19 diciembre 2013

EL LUGAR SIN LÍMITES DE LA BUROCRACIA


Le cuento a Emma Sahers, anciana judía que vive en Coyoacán, cómo nos pasan a una sala vieja, maloliente y sin ventilación. Un burócrata revisa cada documento nuestro: copias de trámites, fichas de depósito, escrituras, actas notariadas, últimos recibos con sus respectivos sellos. Algunos bienaventurados logramos sortear esta primera aduana. Es la delegación de la Tesorería del Distrito Federal en Coyoacán. Busco un módulo dónde tomar la ficha de turno. No lo hay. Otro empleado me ordena esperar al final de una hilera de asientos de plástico, la mayoría quebrados. Los usuarios detrás mío me advierten a gritos: debo correrme de un banco a otro, en la medida en que son citados los que van adelante de mí, hasta llegar a la meta del mostrador de fórmica. Entonces caigo en la cuenta de que la burocracia es la evidencia palpable de que la eternidad existe.

Emma Sahers me explica que en el puerto de Marsella, en 1942, le pasó “casi lo mismo” que a mí: su familia era judía y buscaba como cosa perdida un país que les diera asilo. En una sala parecida a un gallinero, los consulados improvisaban la sección de visado de sus prefecturas: la gente esperaba comprar un billete de barco, gestionar un pasaporte, obtener un pase de tránsito. Era una suerte de subasta humana: podían pasarse semanas y meses sin que nadie se movieran de ahí, en ese no-lugar.

Emma Sahers logró llegar a México con su familia, pero me cuenta que cuando algunos barcos repletos de refugiados no eran acogidos en ningún puerto, la burocracia marsellesa dejaba morir a los pasajeros en alta mar, porque sus documentos habían expirado días antes. Ella era muy niña entonces, pero la mente infantil no olvida los momentos de crueldad: esto caló muy hondo en su ánimo para siempre.

La burocracia, le digo a Emma Sahers, es la abolición de la coherencia humana: elimina cualquier sentido, disuelve toda forma. El burócrata es el hechicero de lo amorfo: ni siquiera los individuos son su presa: somos simples objetos inútiles, cifras, abstracciones. El paraíso del burócrata – si lo hubiera, porque el buen burócrata no sueña, ni está en vigilia, simplemente flota en su pesada somnolencia -- no consistiría en vivir en medio de una muchedumbre con los ardores humedecidos y la voluntad sometida: el paraíso del burócratas es más bien una turba de autómatas, sin rostro, a quienes no ocupa vencer ni doblegar. Emma Sahers  me añade que todo burócrata es cartesiano: separa filosóficamente (como Descartes), el ser y las cosas. Pero se queda con las cosas. Y deshecha el ser.
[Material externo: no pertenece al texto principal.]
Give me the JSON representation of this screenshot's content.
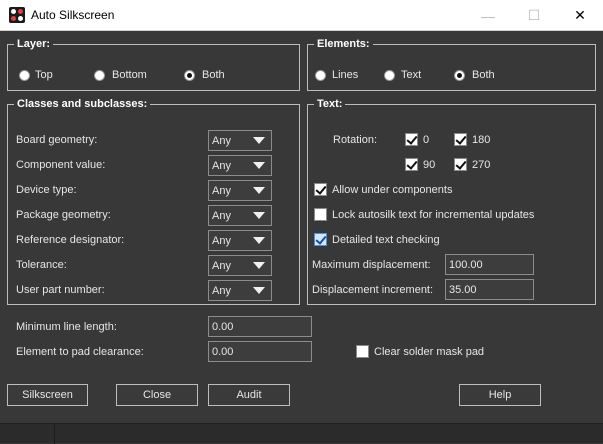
{
  "window": {
    "title": "Auto Silkscreen",
    "icon": "app-icon",
    "minimize_glyph": "—",
    "maximize_glyph": "☐",
    "close_glyph": "✕"
  },
  "layer": {
    "label": "Layer:",
    "options": [
      "Top",
      "Bottom",
      "Both"
    ],
    "selected": "Both"
  },
  "elements": {
    "label": "Elements:",
    "options": [
      "Lines",
      "Text",
      "Both"
    ],
    "selected": "Both"
  },
  "classes": {
    "label": "Classes and subclasses:",
    "rows": [
      {
        "label": "Board geometry:",
        "value": "Any"
      },
      {
        "label": "Component value:",
        "value": "Any"
      },
      {
        "label": "Device type:",
        "value": "Any"
      },
      {
        "label": "Package geometry:",
        "value": "Any"
      },
      {
        "label": "Reference designator:",
        "value": "Any"
      },
      {
        "label": "Tolerance:",
        "value": "Any"
      },
      {
        "label": "User part number:",
        "value": "Any"
      }
    ]
  },
  "text_group": {
    "label": "Text:",
    "rotation_label": "Rotation:",
    "rotations": [
      {
        "label": "0",
        "checked": true
      },
      {
        "label": "180",
        "checked": true
      },
      {
        "label": "90",
        "checked": true
      },
      {
        "label": "270",
        "checked": true
      }
    ],
    "allow_under_components": {
      "label": "Allow under components",
      "checked": true
    },
    "lock_autosilk": {
      "label": "Lock autosilk text for incremental updates",
      "checked": false
    },
    "detailed_text_checking": {
      "label": "Detailed text checking",
      "checked": true
    },
    "max_displacement": {
      "label": "Maximum displacement:",
      "value": "100.00"
    },
    "displacement_increment": {
      "label": "Displacement increment:",
      "value": "35.00"
    }
  },
  "bottom": {
    "min_line_length": {
      "label": "Minimum line length:",
      "value": "0.00"
    },
    "element_to_pad": {
      "label": "Element to pad clearance:",
      "value": "0.00"
    },
    "clear_solder_mask": {
      "label": "Clear solder mask pad",
      "checked": false
    }
  },
  "buttons": {
    "silkscreen": "Silkscreen",
    "close": "Close",
    "audit": "Audit",
    "help": "Help"
  },
  "colors": {
    "background": "#383838",
    "titlebar": "#ffffff",
    "border": "#bdbdbd"
  }
}
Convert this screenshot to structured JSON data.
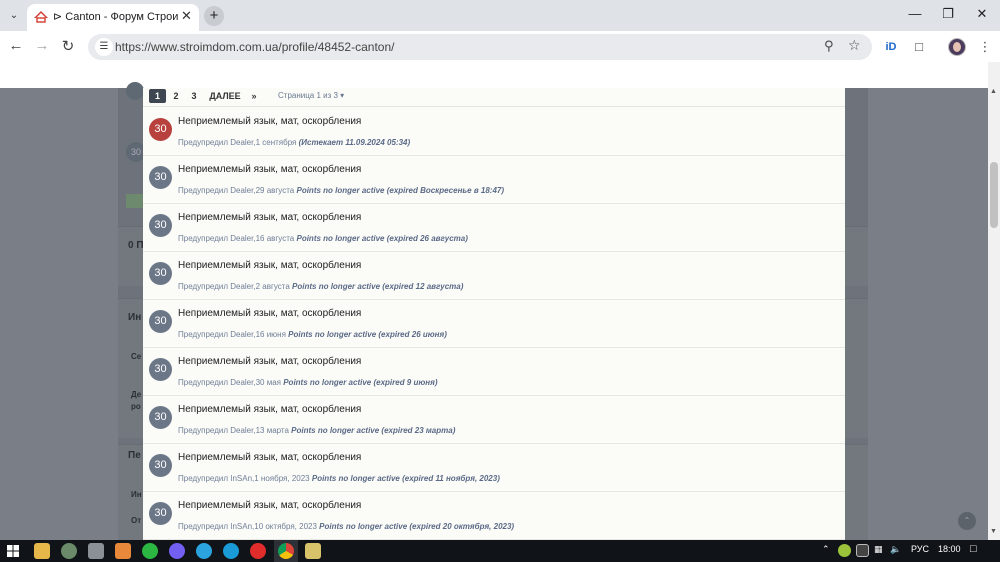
{
  "browser": {
    "tab_title": "⊳ Canton - Форум Строим Дом",
    "url": "https://www.stroimdom.com.ua/profile/48452-canton/"
  },
  "pagination": {
    "pages": [
      "1",
      "2",
      "3"
    ],
    "next_label": "ДАЛЕЕ",
    "last_label": "»",
    "status": "Страница 1 из 3 ▾"
  },
  "background": {
    "label_0": "0 П",
    "label_in": "Ин",
    "label_se": "Се",
    "label_de": "Де",
    "label_ro": "ро",
    "label_pe": "Пе",
    "label_in2": "Ин",
    "label_ot": "От",
    "badge": "30"
  },
  "warnings": [
    {
      "points": "30",
      "reason": "Неприемлемый язык, мат, оскорбления",
      "meta": "Предупредил Dealer,1 сентября",
      "status": "(Истекает 11.09.2024 05:34)",
      "highlight": true
    },
    {
      "points": "30",
      "reason": "Неприемлемый язык, мат, оскорбления",
      "meta": "Предупредил Dealer,29 августа",
      "status": "Points no longer active (expired Воскресенье в 18:47)",
      "highlight": false
    },
    {
      "points": "30",
      "reason": "Неприемлемый язык, мат, оскорбления",
      "meta": "Предупредил Dealer,16 августа",
      "status": "Points no longer active (expired 26 августа)",
      "highlight": false
    },
    {
      "points": "30",
      "reason": "Неприемлемый язык, мат, оскорбления",
      "meta": "Предупредил Dealer,2 августа",
      "status": "Points no longer active (expired 12 августа)",
      "highlight": false
    },
    {
      "points": "30",
      "reason": "Неприемлемый язык, мат, оскорбления",
      "meta": "Предупредил Dealer,16 июня",
      "status": "Points no longer active (expired 26 июня)",
      "highlight": false
    },
    {
      "points": "30",
      "reason": "Неприемлемый язык, мат, оскорбления",
      "meta": "Предупредил Dealer,30 мая",
      "status": "Points no longer active (expired 9 июня)",
      "highlight": false
    },
    {
      "points": "30",
      "reason": "Неприемлемый язык, мат, оскорбления",
      "meta": "Предупредил Dealer,13 марта",
      "status": "Points no longer active (expired 23 марта)",
      "highlight": false
    },
    {
      "points": "30",
      "reason": "Неприемлемый язык, мат, оскорбления",
      "meta": "Предупредил InSAn,1 ноября, 2023",
      "status": "Points no longer active (expired 11 ноября, 2023)",
      "highlight": false
    },
    {
      "points": "30",
      "reason": "Неприемлемый язык, мат, оскорбления",
      "meta": "Предупредил InSAn,10 октября, 2023",
      "status": "Points no longer active (expired 20 октября, 2023)",
      "highlight": false
    }
  ],
  "taskbar": {
    "language": "РУС",
    "time": "18:00"
  },
  "colors": {
    "active_badge": "#b8413d",
    "badge": "#6b7686",
    "overlay": "#7a7f87"
  }
}
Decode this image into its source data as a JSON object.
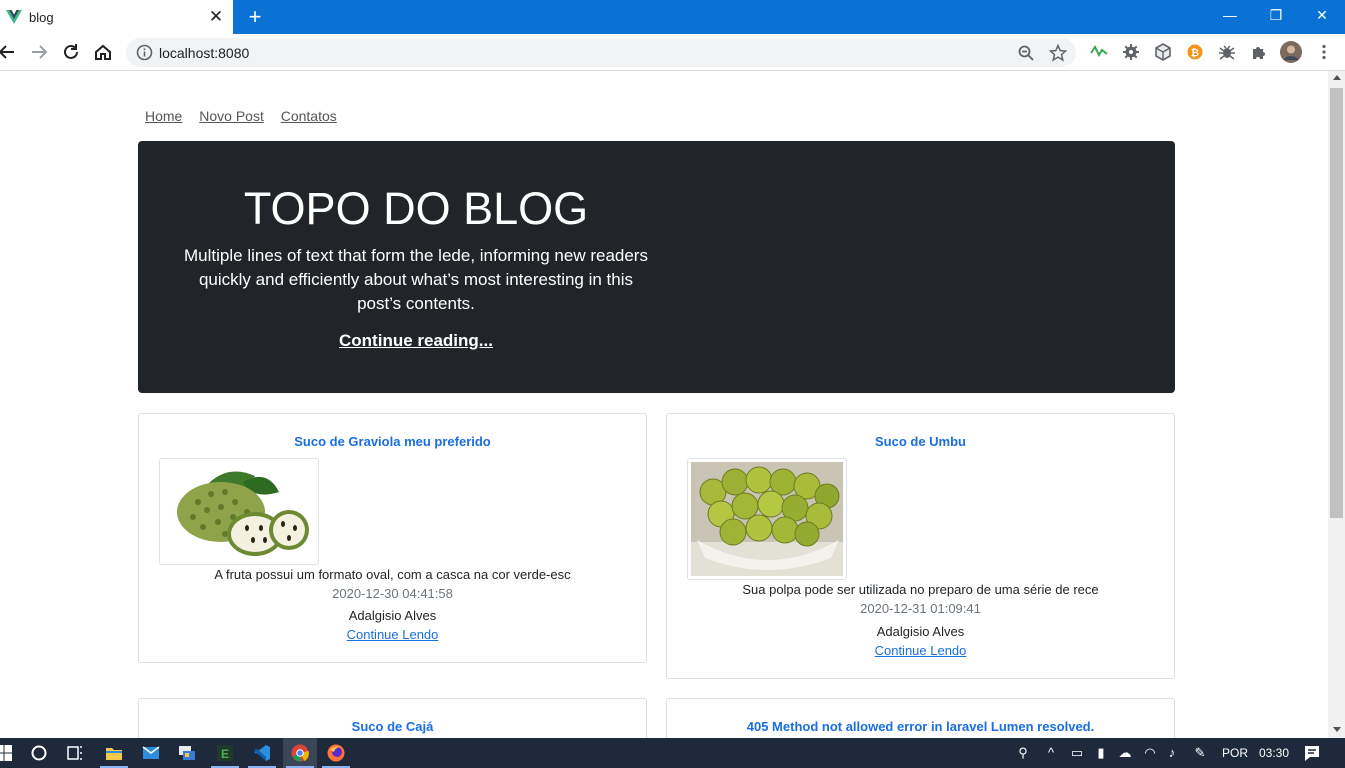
{
  "browser": {
    "tab_title": "blog",
    "tab_close": "✕",
    "new_tab": "+",
    "url": "localhost:8080",
    "window_controls": {
      "minimize": "—",
      "restore": "❐",
      "close": "✕"
    },
    "accent": "#0a72d4"
  },
  "nav": {
    "links": [
      "Home",
      "Novo Post",
      "Contatos"
    ]
  },
  "hero": {
    "title": "TOPO DO BLOG",
    "lede": "Multiple lines of text that form the lede, informing new readers quickly and efficiently about what’s most interesting in this post’s contents.",
    "link": "Continue reading...",
    "background": "#212529"
  },
  "posts": [
    {
      "title": "Suco de Graviola meu preferido",
      "image_icon": "soursop-fruit-image",
      "excerpt": "A fruta possui um formato oval, com a casca na cor verde-esc",
      "date": "2020-12-30 04:41:58",
      "author": "Adalgisio Alves",
      "link": "Continue Lendo"
    },
    {
      "title": "Suco de Umbu",
      "image_icon": "umbu-fruit-image",
      "excerpt": "Sua polpa pode ser utilizada no preparo de uma série de rece",
      "date": "2020-12-31 01:09:41",
      "author": "Adalgisio Alves",
      "link": "Continue Lendo"
    },
    {
      "title": "Suco de Cajá"
    },
    {
      "title": "405 Method not allowed error in laravel Lumen resolved."
    }
  ],
  "link_color": "#1a6fe0",
  "taskbar": {
    "language": "POR",
    "time": "03:30"
  }
}
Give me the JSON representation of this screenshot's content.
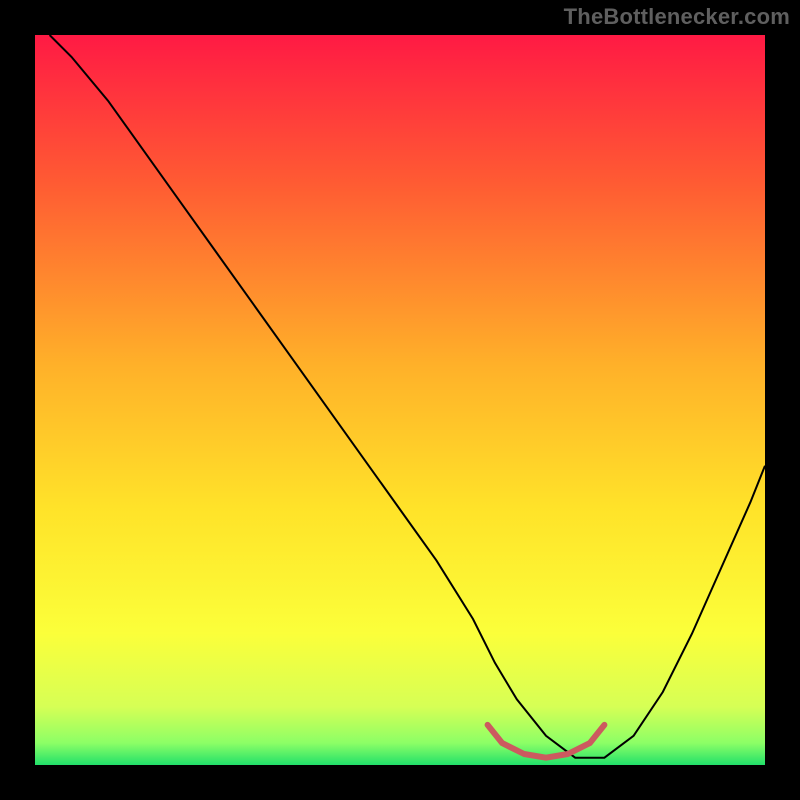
{
  "watermark": "TheBottleneсker.com",
  "chart_data": {
    "type": "line",
    "title": "",
    "xlabel": "",
    "ylabel": "",
    "xlim": [
      0,
      100
    ],
    "ylim": [
      0,
      100
    ],
    "grid": false,
    "legend": false,
    "background_gradient_stops": [
      {
        "offset": 0.0,
        "color": "#ff1a44"
      },
      {
        "offset": 0.2,
        "color": "#ff5a33"
      },
      {
        "offset": 0.45,
        "color": "#ffb029"
      },
      {
        "offset": 0.65,
        "color": "#ffe329"
      },
      {
        "offset": 0.82,
        "color": "#fbff3a"
      },
      {
        "offset": 0.92,
        "color": "#d6ff55"
      },
      {
        "offset": 0.97,
        "color": "#8cff66"
      },
      {
        "offset": 1.0,
        "color": "#22e06a"
      }
    ],
    "series": [
      {
        "name": "bottleneck-curve",
        "color": "#000000",
        "width": 2,
        "x": [
          2,
          5,
          10,
          15,
          20,
          25,
          30,
          35,
          40,
          45,
          50,
          55,
          60,
          63,
          66,
          70,
          74,
          78,
          82,
          86,
          90,
          94,
          98,
          100
        ],
        "y": [
          100,
          97,
          91,
          84,
          77,
          70,
          63,
          56,
          49,
          42,
          35,
          28,
          20,
          14,
          9,
          4,
          1,
          1,
          4,
          10,
          18,
          27,
          36,
          41
        ]
      },
      {
        "name": "optimal-zone",
        "color": "#cc5a5f",
        "width": 6,
        "x": [
          62,
          64,
          67,
          70,
          73,
          76,
          78
        ],
        "y": [
          5.5,
          3.0,
          1.5,
          1.0,
          1.5,
          3.0,
          5.5
        ]
      }
    ]
  }
}
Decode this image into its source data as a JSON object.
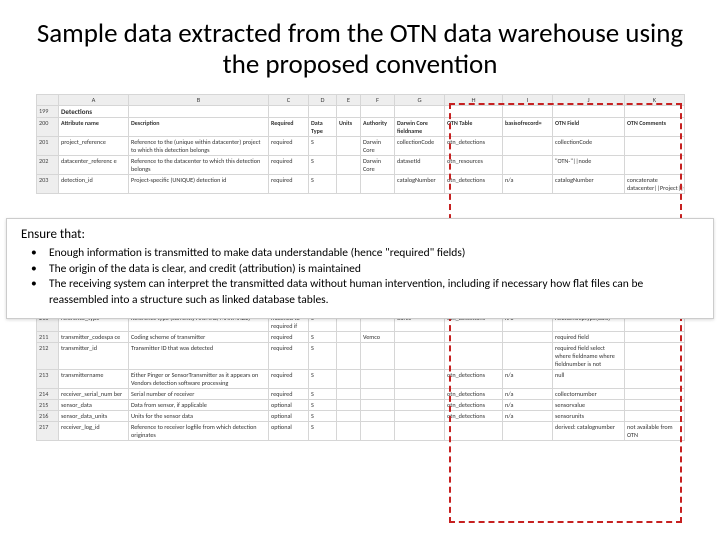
{
  "title": "Sample data extracted from the OTN data warehouse using the proposed convention",
  "cols": [
    "",
    "A",
    "B",
    "C",
    "D",
    "E",
    "F",
    "G",
    "H",
    "I",
    "J",
    "K"
  ],
  "section_row": {
    "num": "199",
    "label": "Detections"
  },
  "header_row": {
    "num": "200",
    "attr": "Attribute name",
    "desc": "Description",
    "req": "Required",
    "dtype": "Data Type",
    "units": "Units",
    "auth": "Authority",
    "dcore": "Darwin Core fieldname",
    "otable": "OTN Table",
    "basis": "basisofrecord=",
    "ofield": "OTN Field",
    "ocomm": "OTN Comments"
  },
  "rows_top": [
    {
      "num": "201",
      "attr": "project_reference",
      "desc": "Reference to the (unique within datacenter) project to which this detection belongs",
      "req": "required",
      "dtype": "S",
      "auth": "Darwin Core",
      "dcore": "collectionCode",
      "otable": "otn_detections",
      "ofield": "collectionCode"
    },
    {
      "num": "202",
      "attr": "datacenter_referenc e",
      "desc": "Reference to the datacenter to which this detection belongs",
      "req": "required",
      "dtype": "S",
      "auth": "Darwin Core",
      "dcore": "datasetId",
      "otable": "otn_resources",
      "ofield": "\"OTN-\"||node"
    },
    {
      "num": "203",
      "attr": "detection_id",
      "desc": "Project-specific (UNIQUE) detection id",
      "req": "required",
      "dtype": "S",
      "dcore": "catalogNumber",
      "otable": "otn_detections",
      "basis": "n/a",
      "ofield": "catalogNumber",
      "ocomm": "concatenate datacenter||Project||tag"
    }
  ],
  "rows_bottom": [
    {
      "num": "210",
      "attr": "reference_type",
      "desc": "Reference type (currently ANIMAL, MANMADE)",
      "req": "matched to required if",
      "dtype": "S",
      "dcore": "ource",
      "otable": "otn_detections",
      "basis": "n/a",
      "ofield": "relationshiptype(obis)"
    },
    {
      "num": "211",
      "attr": "transmitter_codespa ce",
      "desc": "Coding scheme of transmitter",
      "req": "required",
      "dtype": "S",
      "auth": "Vemco",
      "ofield": "required field"
    },
    {
      "num": "212",
      "attr": "transmitter_id",
      "desc": "Transmitter ID that was detected",
      "req": "required",
      "dtype": "S",
      "ofield": "required field select where fieldname where fieldnumber is not"
    },
    {
      "num": "213",
      "attr": "transmittername",
      "desc": "Either Pinger or SensorTransmitter as it appears on Vendors detection software processing",
      "req": "required",
      "dtype": "S",
      "otable": "otn_detections",
      "basis": "n/a",
      "ofield": "null"
    },
    {
      "num": "214",
      "attr": "receiver_serial_num ber",
      "desc": "Serial number of receiver",
      "req": "required",
      "dtype": "S",
      "otable": "otn_detections",
      "basis": "n/a",
      "ofield": "collectornumber"
    },
    {
      "num": "215",
      "attr": "sensor_data",
      "desc": "Data from sensor, if applicable",
      "req": "optional",
      "dtype": "S",
      "otable": "otn_detections",
      "basis": "n/a",
      "ofield": "sensorvalue"
    },
    {
      "num": "216",
      "attr": "sensor_data_units",
      "desc": "Units for the sensor data",
      "req": "optional",
      "dtype": "S",
      "otable": "otn_detections",
      "basis": "n/a",
      "ofield": "sensorunits"
    },
    {
      "num": "217",
      "attr": "receiver_log_id",
      "desc": "Reference to receiver logfile from which detection originates",
      "req": "optional",
      "dtype": "S",
      "ofield": "derived: catalognumber",
      "ocomm": "not available from OTN"
    }
  ],
  "overlay": {
    "heading": "Ensure that:",
    "b1": "Enough information is transmitted to make data understandable (hence \"required\" fields)",
    "b2": "The origin of the data is clear, and credit (attribution) is maintained",
    "b3": "The receiving system can interpret the transmitted data without human intervention, including if necessary how flat files can be reassembled into a structure such as linked database tables."
  }
}
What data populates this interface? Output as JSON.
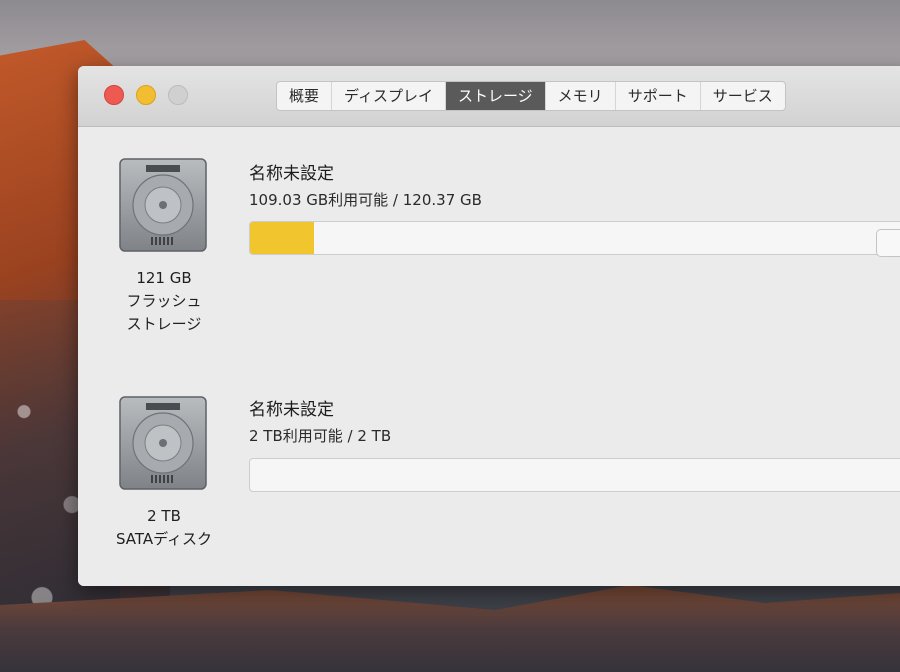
{
  "tabs": [
    {
      "label": "概要"
    },
    {
      "label": "ディスプレイ"
    },
    {
      "label": "ストレージ"
    },
    {
      "label": "メモリ"
    },
    {
      "label": "サポート"
    },
    {
      "label": "サービス"
    }
  ],
  "active_tab": "ストレージ",
  "disks": [
    {
      "icon": "hard-drive-icon",
      "caption_line1": "121 GB",
      "caption_line2": "フラッシュ",
      "caption_line3": "ストレージ",
      "volume_name": "名称未設定",
      "usage_text": "109.03 GB利用可能 / 120.37 GB",
      "used_fraction": 0.094,
      "bar_color": "#f0c52e"
    },
    {
      "icon": "hard-drive-icon",
      "caption_line1": "2 TB",
      "caption_line2": "SATAディスク",
      "volume_name": "名称未設定",
      "usage_text": "2 TB利用可能 / 2 TB",
      "used_fraction": 0.0,
      "bar_color": "#f0c52e"
    }
  ],
  "colors": {
    "close": "#ee5a52",
    "minimize": "#f2bd30",
    "zoom": "#d0d0d0",
    "active_tab_bg": "#5a5a5a"
  }
}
Entonces le cuento la historia de un muerto: Dios dejó pendiente la decisión divina de su destino final. Entre tanto, San Pedro lo sentó en una banca de plástico, en una sala de madera y el muerto esperó impaciente unas horas (como yo en Coyoacán), muchos meses (como Emma Sahers en Marsella), luego años y décadas enteras. Llorando, desesperado, el muerto rogó que se le dictara sentencia porque su situación era ya insoportable. San Pedro por fin le respondió: “¿Cómo que sigues esperando imbécil? Hace mucho tiempo que ya estás en el infierno”.

Un filosofo francés dijo que el infierno es la mirada de los otros; un pensador argelino que el infierno son los otros. No: más bien el infierno es la burocracia que hace de la espera un refinado arte de torturar a los otros. Algún pecado estaremos purgando los ciudadanos que acudimos a la Tesorería del Distrito Federal en Coyoacán. Y Emma Sahers, maestra en guardar paciencia hasta la eternidad, se ríe discretamente de mí.